Oil firms and the government were under increasing pressure last night to ensure that the sharp fall in the price of crude oil is properly reflected at the petrol pumps.

Shell announced a cut of 1p per litre yesterday. This follows the decision by a number of supermarket chains to cut their prices by a penny, bringing the cost of unleaded down to 77.8p for Sainsbury's, 78p for Tesco and 75.8p for the northern-based chain Morrisons. Asda chopped 1.2p off its prices last week.

Consumer groups demanded that Gordon Brown should intervene should the firms fail to cut prices further. The Chancellor stressed last autumn that he wanted a fall in crude oil prices to be passed on to drivers as quickly as possible.

However, oil firms are due to meet the Energy minister, Helen Liddell, later this month to discuss pricing, and, according to Whitehall sources, no government action is envisaged until then.

Although petrol pump prices now average 78.4p a litre they are still about 3p a litre higher than wholesale prices which have plummeted from $34 (£24) a barrel at the height of September's crisis to under $24. Since last January, the wholesale price paid by fuel firms has dropped from 11.3p a litre to 11.1p. Over the same period, the average forecourt price of unleaded has risen from 75.4 pence to 79.9p. And although Excise duty had gone up by 1.6p and VAT by 0.7p the petrol firms earnings had risen from 5.7p to 8p.

Other oil companies are expected to follow Shell . However, yesterday evening BP, Esso, Texaco and TotalFinaElf were holding back from announcing cuts while insisting their prices would remain "competitive".

Petrol retailers insisted they could not could prices fall much further unless the Chancellor reduces fuel taxes, and warned of further crippling fuel protests across the country if he does not. Ray Holloway, of the Petrol Retailers' Association, said: "The percentage of tax in the retail price during the protests was 76 per cent and that has now risen to 79 per cent," said "That figure is the very reason why prices cannot fall much further in the UK - it won't be until you see a change in Government policy that that could occur.

"If there was reason to protest in September there will certainly be reason for protesters to start all over again in the spring."

David Handley, the chairman of Farmers for Action and a key player in September's fuel protests, raised the prospect of renewed demonstrations. He said: "We're already in negotiations about new protests around the country and feeling is very high.

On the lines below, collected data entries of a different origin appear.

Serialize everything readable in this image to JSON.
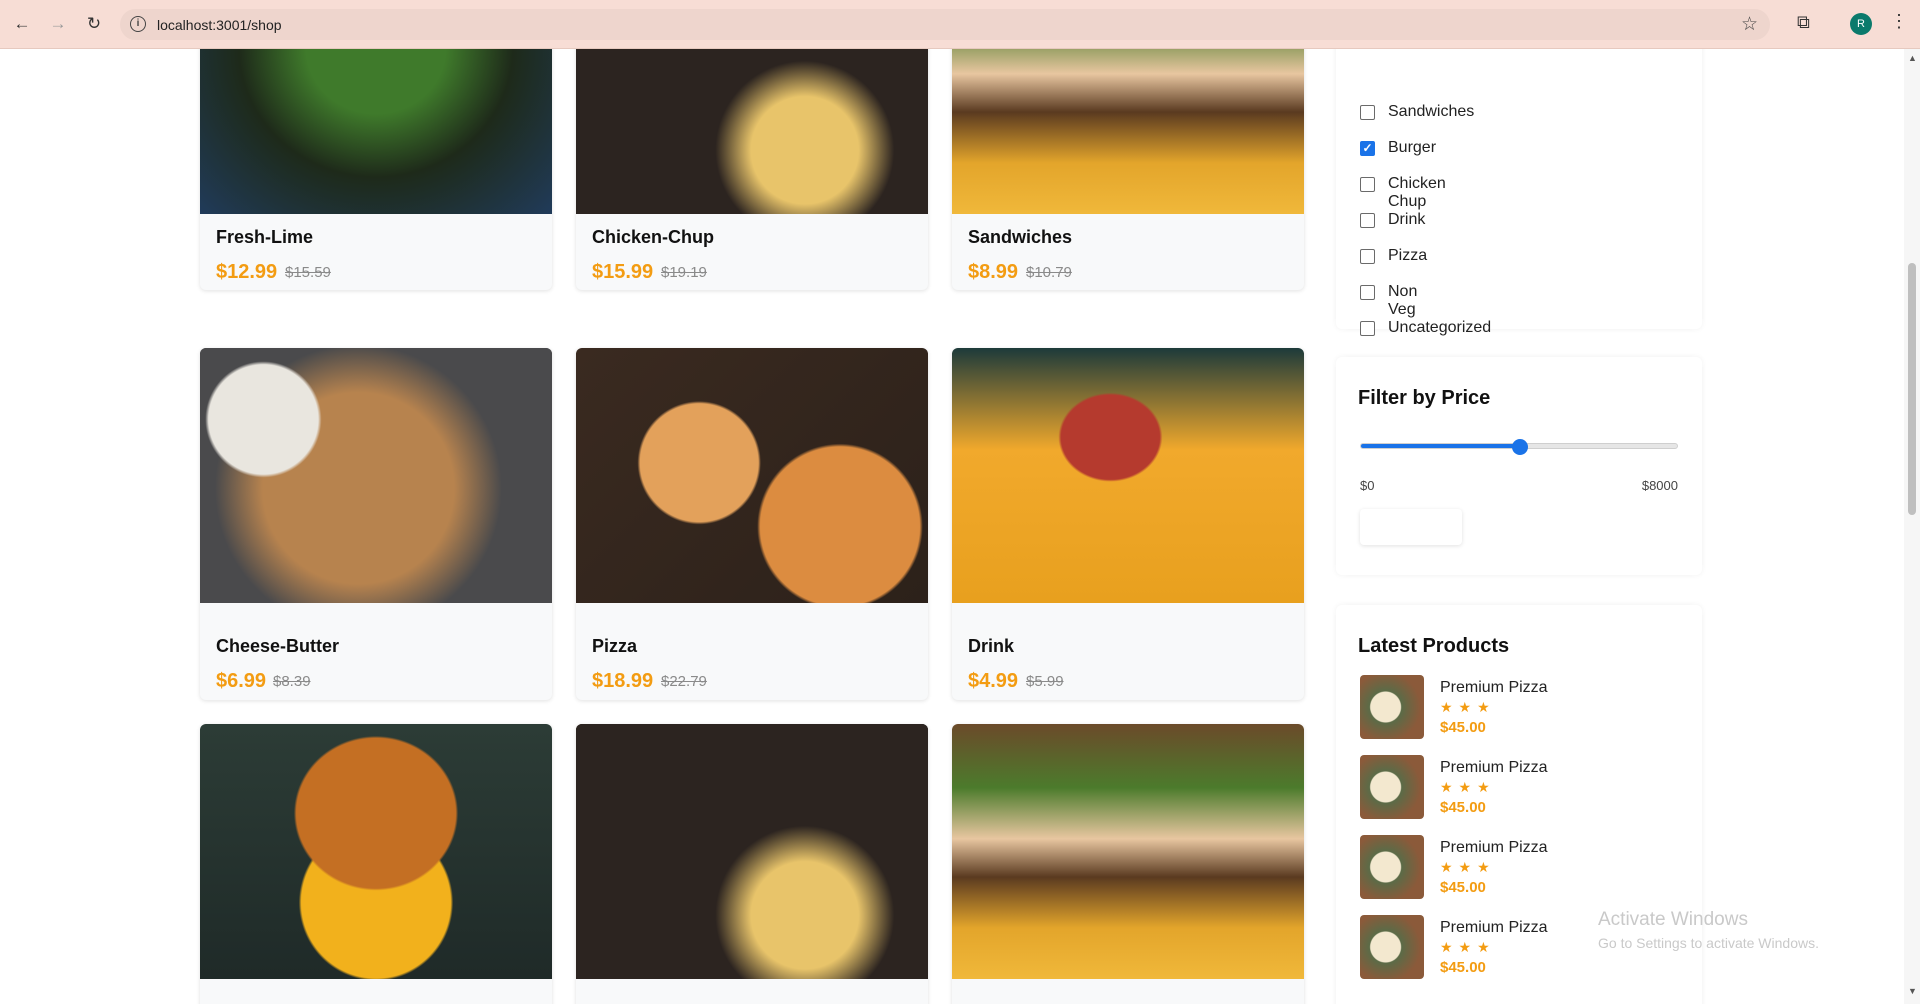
{
  "browser": {
    "url": "localhost:3001/shop",
    "avatar_letter": "R"
  },
  "products": [
    {
      "name": "Fresh-Lime",
      "price": "$12.99",
      "old_price": "$15.59",
      "image": "salad"
    },
    {
      "name": "Chicken-Chup",
      "price": "$15.99",
      "old_price": "$19.19",
      "image": "fried-chicken"
    },
    {
      "name": "Sandwiches",
      "price": "$8.99",
      "old_price": "$10.79",
      "image": "sandwich"
    },
    {
      "name": "Cheese-Butter",
      "price": "$6.99",
      "old_price": "$8.39",
      "image": "cheese-bread-board"
    },
    {
      "name": "Pizza",
      "price": "$18.99",
      "old_price": "$22.79",
      "image": "pizza-slices"
    },
    {
      "name": "Drink",
      "price": "$4.99",
      "old_price": "$5.99",
      "image": "cocktails"
    },
    {
      "image": "burger"
    },
    {
      "image": "fried-chicken"
    },
    {
      "image": "sandwich"
    }
  ],
  "categories": [
    {
      "label": "Sandwiches",
      "checked": false
    },
    {
      "label": "Burger",
      "checked": true
    },
    {
      "label": "Chicken Chup",
      "checked": false
    },
    {
      "label": "Drink",
      "checked": false
    },
    {
      "label": "Pizza",
      "checked": false
    },
    {
      "label": "Non Veg",
      "checked": false
    },
    {
      "label": "Uncategorized",
      "checked": false
    }
  ],
  "price_filter": {
    "title": "Filter by Price",
    "min_label": "$0",
    "max_label": "$8000",
    "slider_fraction": 0.5
  },
  "latest": {
    "title": "Latest Products",
    "items": [
      {
        "name": "Premium Pizza",
        "stars": "★★★",
        "price": "$45.00"
      },
      {
        "name": "Premium Pizza",
        "stars": "★★★",
        "price": "$45.00"
      },
      {
        "name": "Premium Pizza",
        "stars": "★★★",
        "price": "$45.00"
      },
      {
        "name": "Premium Pizza",
        "stars": "★★★",
        "price": "$45.00"
      }
    ]
  },
  "watermark": {
    "line1": "Activate Windows",
    "line2": "Go to Settings to activate Windows."
  },
  "colors": {
    "accent": "#1a73e8",
    "price": "#f39c12"
  }
}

It won't be too long before the troops are out.

"If Tony Blair wants to make contact he knows the number and he can explain to us why he's not prepared to do any more."

Shadow transport minister Bernard Jenkin called on the Government to cut fuel duty . He said "During the fuel crisis Labour was always blaming the high price of crude oil for high petrol prices.

"Now that the price of crude has tumbled who does Labour blame? The real problem in Britain is that while we have the cheapest pre-tax petrol we have the highest petrol taxes in Europe."